Tingkat kelaparan semakin tinggi seiring dengan meroketnya harga pangan. Millenium Development Goals (MDGs) yang dicanangkan untuk, salah satunya, melenyapkan kelaparan pada tahun 2015, ternyata hanya menjadi sebuah cita-cita mulia yang kosong. Bagi kaum miskin di tanah air, mereka terbatasi dalam mencukupi asupan kalori yang diperlukan untuk hidup seimbang, terutama karena keterbatasan daya beli. Demi bertahan hidup, kaum miskin mengalokasikan 40-90% penghasilannya untuk memenuhi kebutuhan pangannya. Dengan proporsi pengeluaran seperti itu, kaum miskin adalah pihak yang paling terpukul oleh krisis serta kenaikan harga pangan.
Penyebab krisis pangan
Dalam berbagai perdebatan, setidaknya dapat disarikan empat faktor penyebab krisis pangan. Keempat faktor tersebut adalah perubahan iklim, berkurangnya lahan pertanian, alih fungsi komoditi pangan menjadi bahan bakar nabati (biofuel), serta spekulasi harga pangan.
Perubahan iklim disinyalir menjadi faktor utama yang menyebabkan bencana kekeringan dan gagal panen, terutama untuk bahan makanan pokok seperti jagung, kedelai, dan gandum di Amerika Serikat (AS), Ukraina, dan Rusia. Bencana kekeringan di AS adalah yang terparah dalam 50 tahun terakhir. Kekeringan di lumbung-lumbung pangan dunia telak mempengaruh harga pangan dunia. Gagal panen juga memicu Ukraina untuk membatasi ekspor pangan demi kebutuhan dalam negeri. Ancaman krisis pangan 2013 akan semakin menguat jika panen di wilayah Asia serta belahan bumi bagian selatan juga mengalami kegagalan.

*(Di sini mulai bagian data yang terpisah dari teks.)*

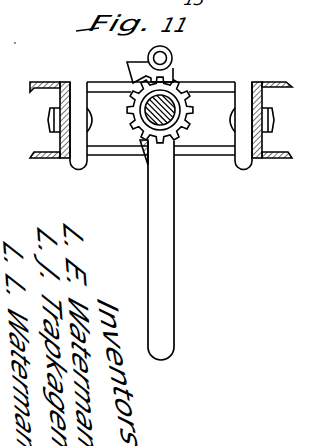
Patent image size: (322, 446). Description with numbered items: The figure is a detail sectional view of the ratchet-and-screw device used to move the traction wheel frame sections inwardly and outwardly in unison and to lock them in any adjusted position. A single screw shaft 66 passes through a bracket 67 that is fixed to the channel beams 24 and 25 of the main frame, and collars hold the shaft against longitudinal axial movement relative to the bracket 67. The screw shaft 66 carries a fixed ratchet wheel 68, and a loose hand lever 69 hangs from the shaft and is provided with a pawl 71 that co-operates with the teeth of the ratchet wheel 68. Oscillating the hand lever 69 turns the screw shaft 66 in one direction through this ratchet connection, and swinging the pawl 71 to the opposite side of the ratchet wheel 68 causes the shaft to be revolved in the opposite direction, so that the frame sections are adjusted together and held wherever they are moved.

The channel beam 24 is at (309, 72).
The channel beam 25 is at (34, 83).
The screw shaft 66 is at (168, 115).
The bracket 67 is at (204, 100).
The ratchet wheel 68 is at (143, 141).
The hand lever 69 is at (168, 212).
The pawl 71 is at (126, 62).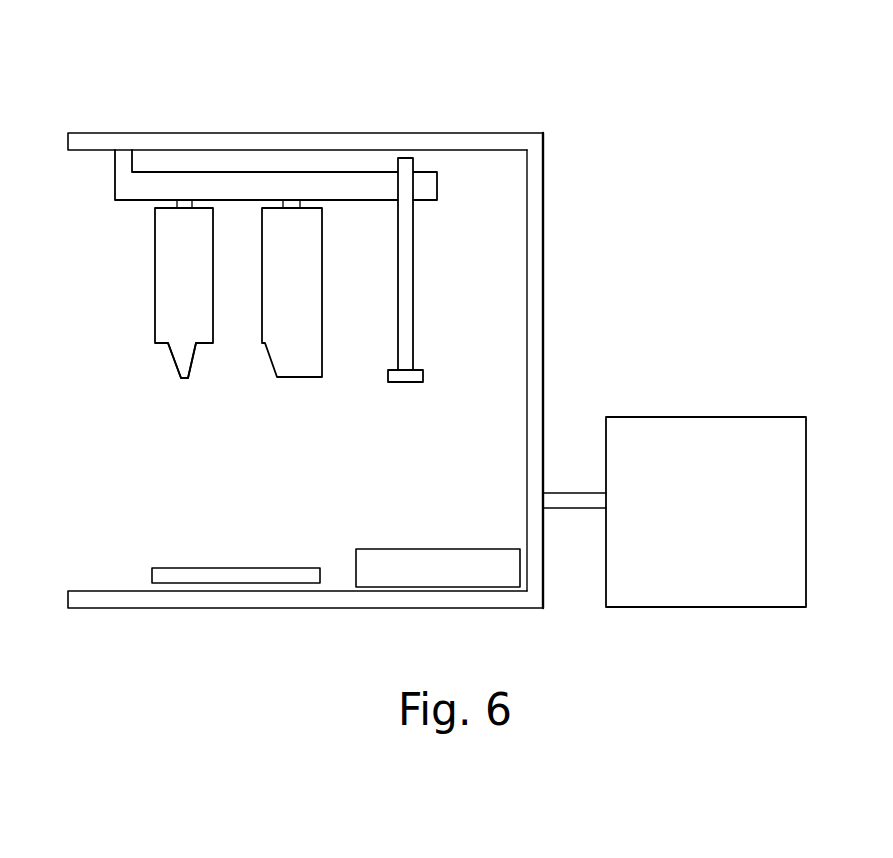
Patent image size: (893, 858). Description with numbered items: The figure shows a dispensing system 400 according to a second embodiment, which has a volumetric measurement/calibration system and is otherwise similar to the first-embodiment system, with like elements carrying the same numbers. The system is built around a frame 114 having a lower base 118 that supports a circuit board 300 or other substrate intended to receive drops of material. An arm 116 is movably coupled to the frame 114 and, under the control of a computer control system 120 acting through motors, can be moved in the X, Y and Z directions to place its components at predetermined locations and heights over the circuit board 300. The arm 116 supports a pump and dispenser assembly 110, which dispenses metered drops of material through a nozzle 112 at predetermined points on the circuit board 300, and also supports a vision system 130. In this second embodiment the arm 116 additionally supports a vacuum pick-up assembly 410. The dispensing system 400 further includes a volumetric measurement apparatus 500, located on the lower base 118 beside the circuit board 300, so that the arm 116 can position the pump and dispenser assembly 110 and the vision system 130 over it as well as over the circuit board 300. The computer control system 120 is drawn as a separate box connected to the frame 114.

The dispensing system 400 is at (533, 101).
The frame 114 is at (543, 221).
The arm 116 is at (112, 168).
The lower base 118 is at (223, 602).
The pump and dispenser assembly 110 is at (173, 258).
The nozzle 112 is at (172, 368).
The vision system 130 is at (305, 264).
The vacuum pick-up assembly 410 is at (413, 247).
The circuit board 300 is at (248, 570).
The volumetric measurement apparatus 500 is at (453, 567).
The computer control system 120 is at (697, 437).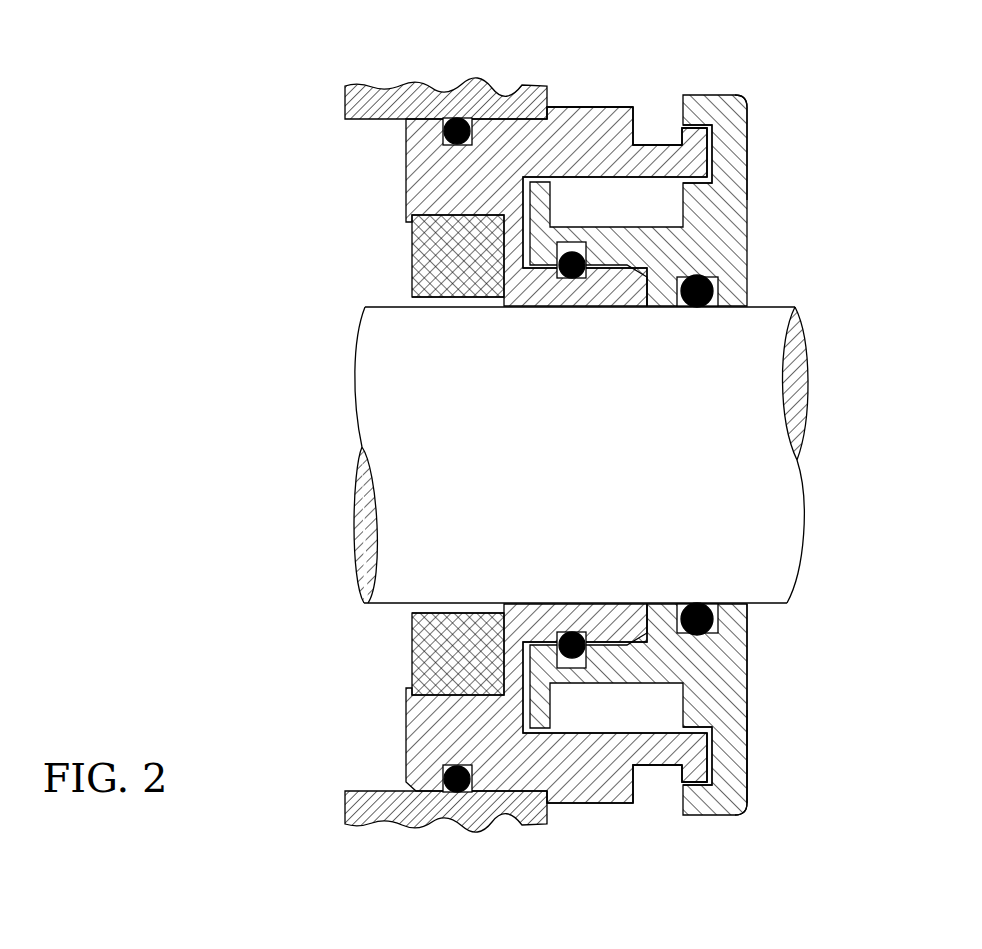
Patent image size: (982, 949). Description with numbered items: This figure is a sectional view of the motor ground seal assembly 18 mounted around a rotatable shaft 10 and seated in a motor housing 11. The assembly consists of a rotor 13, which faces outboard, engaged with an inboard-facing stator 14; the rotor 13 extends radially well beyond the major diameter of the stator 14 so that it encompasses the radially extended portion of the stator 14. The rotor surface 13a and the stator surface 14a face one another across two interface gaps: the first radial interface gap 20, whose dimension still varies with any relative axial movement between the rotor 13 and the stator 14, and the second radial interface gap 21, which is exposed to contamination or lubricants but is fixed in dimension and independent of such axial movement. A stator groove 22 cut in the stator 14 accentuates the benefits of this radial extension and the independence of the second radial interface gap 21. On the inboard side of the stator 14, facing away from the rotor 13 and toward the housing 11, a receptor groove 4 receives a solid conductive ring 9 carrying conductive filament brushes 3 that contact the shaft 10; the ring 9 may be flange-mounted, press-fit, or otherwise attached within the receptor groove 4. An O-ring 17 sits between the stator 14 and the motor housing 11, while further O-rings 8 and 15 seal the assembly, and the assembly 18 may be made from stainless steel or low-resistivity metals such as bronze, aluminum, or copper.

The conductive brushes 3 is at (457, 258).
The receptor groove 4 is at (415, 206).
The O-ring 8 is at (572, 278).
The solid conductive ring 9 is at (412, 252).
The rotatable shaft 10 is at (803, 473).
The housing 11 is at (345, 99).
The rotor 13 is at (722, 233).
The rotor surface 13a is at (748, 197).
The stator 14 is at (572, 118).
The stator surface 14a is at (597, 103).
The O-ring 15 is at (718, 288).
The O-ring 17 is at (455, 118).
The motor ground seal assembly 18 is at (774, 627).
The first radial interface gap 20 is at (708, 142).
The second radial interface gap 21 is at (682, 127).
The stator groove 22 is at (652, 142).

Penyebab kedua adalah berkurangnya lahan pertanian. Kegiatan pertanian yang tidak menguntungkan petani membuat sektor ini cenderung ditinggalkan. Sektor pertanian dianggap tidak bisa diandalkan untuk memenuhi kebutuhan uang tunai sehari-hari. Dalam konteks Indonesia, maraknya pembangunan food estate yang maha luas tidak otomatis menjawab ancaman krisis pangan. Sebab, penguasaan lahan tidak berada di tangan petani kecil dan penggarap yang rawan krisis pangan, namun justru di tangan pemilik food estate. Pemilik food estate dapat memutuskan untuk mengekspor hasil panen, mengubahnya menjadi bahan bakar nabati, ataupun menjual dengan harga yang tidak terjangkau oleh kaum miskin tanah air.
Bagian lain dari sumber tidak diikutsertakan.